All That You Need to Know

by Scott Roney

“This is it?”

“That’s all we have.”

I was incredulous. This girl was about to become our daughter, and the little information we had in her file, was not very accurate.

“But she had ringworm, right? That’s why her head was shaved,” insisted Sarah.

“Ahh… there’s nothing about that on here,” the physician replied with an Ethiopian lilt, trying her best to sound professional despite the fact that she didn’t know any more than we did.

“And we were told that her mother was in the area – was known in the area.”

“She was abandoned. We don’t know anything about her mother.” Her voice was more certain now, despite the conflicting information we had received the previous month.

I flipped through the few pages of documents again, the way you search a drawer one last time for something you already know isn’t there.  It wasn’t the doctors fault, or anyone’s fault for that matter. There were no records. No one knew. Here in Ethiopia, there simply were no answers.

After we brought Jalayna home, the same questions lingered 2 months later. When was she abandoned? Why? Where was she born? What were her parents like? Were her parents dead or dying, or destitute? Why was she in the orphanage for so long? If she was brought there as an infant, why was she only referred to us at more than 2 years of age? Was she always in the same orphanage?

Her first 3 months home were an exhausting blur. I remember very little – other than Sarah passing out next to me each night with scarcely 10 minutes of conversation after enduring a day of tantrums and failed communication. Our lives had finally reached a pseudo-normalcy when, at Jalayna’s 6-month checkup, another question was added.

Why wasn’t she growing?

Children adopted from orphanages usually eat voraciously and gain weight rapidly as they recover from the effects of malnutrition. We were warned that she might hoard food in response to years to scarcity. When we told social workers and physicians that we couldn’t get our daughter to eat, they were utterly stumped.

We finally discovered that Jalayna had been born without a thyroid. The only reason she had grown as much as she had – and she was still small and underweight – was the residual hormone received through her birthmother in the womb. Either way, she had been metabolically running on fumes since birth, and it was only because of her birthmother that she made it this far.

Had she remained in Ethiopia, she would have never grown any more. Her body would have gone into puberty before she was old enough for kindergarten, then her brain would have shut down, and she would have spent her life in a near-vegetative state with a 20-pound body. Now she takes a readily-available replacement hormone, loves going to school, and makes a new friend everywhere she goes.

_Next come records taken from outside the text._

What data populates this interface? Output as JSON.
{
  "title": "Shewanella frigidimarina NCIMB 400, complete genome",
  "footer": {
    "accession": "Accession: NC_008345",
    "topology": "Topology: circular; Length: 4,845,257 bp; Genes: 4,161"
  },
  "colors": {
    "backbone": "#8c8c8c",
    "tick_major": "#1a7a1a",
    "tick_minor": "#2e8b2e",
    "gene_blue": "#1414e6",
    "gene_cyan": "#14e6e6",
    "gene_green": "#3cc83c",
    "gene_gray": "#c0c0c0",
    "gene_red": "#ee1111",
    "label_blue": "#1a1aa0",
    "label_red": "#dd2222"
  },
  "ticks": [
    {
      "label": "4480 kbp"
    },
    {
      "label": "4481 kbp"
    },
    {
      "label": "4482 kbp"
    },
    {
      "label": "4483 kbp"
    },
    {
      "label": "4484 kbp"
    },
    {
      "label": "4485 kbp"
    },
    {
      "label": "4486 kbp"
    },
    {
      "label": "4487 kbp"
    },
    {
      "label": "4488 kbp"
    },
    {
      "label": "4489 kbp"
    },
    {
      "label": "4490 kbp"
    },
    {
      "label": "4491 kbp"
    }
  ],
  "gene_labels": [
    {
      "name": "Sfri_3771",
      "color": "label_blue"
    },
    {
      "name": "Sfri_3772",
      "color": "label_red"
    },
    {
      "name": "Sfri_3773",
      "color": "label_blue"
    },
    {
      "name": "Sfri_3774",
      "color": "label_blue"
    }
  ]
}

But we still don’t know what we will say if she asks about her first parents, or asks anything about her past. It’s frustrating that we cannot know any more about the first 2 years of her life.

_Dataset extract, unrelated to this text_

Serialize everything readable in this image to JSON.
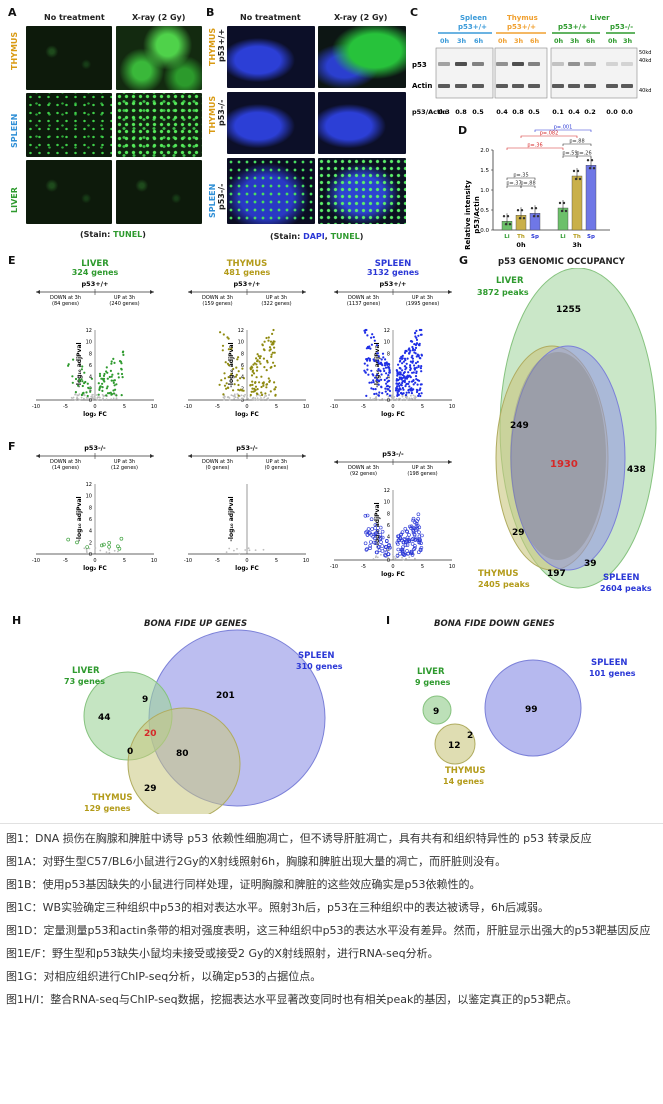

But there was one more thing we learned that day in Addis Ababa.

“The cross around her neck – what does this mean?” Sarah asked.

“Oh,” the physician smiled,  “that means she has been baptized.”

We were awestruck. By whom? When? Where? It didn’t really matter though. At that moment, she was “sealed by the Holy Spirit … and marked as Christ’s own forever” (BCP). Long before she became part of our family, she was part of God’s family. Until she had an earthly father, her Heavenly Father was doing exactly what He said that He does (Psalm 68:5), no matter where she was.

And in that moment, we learned all that we truly needed to know.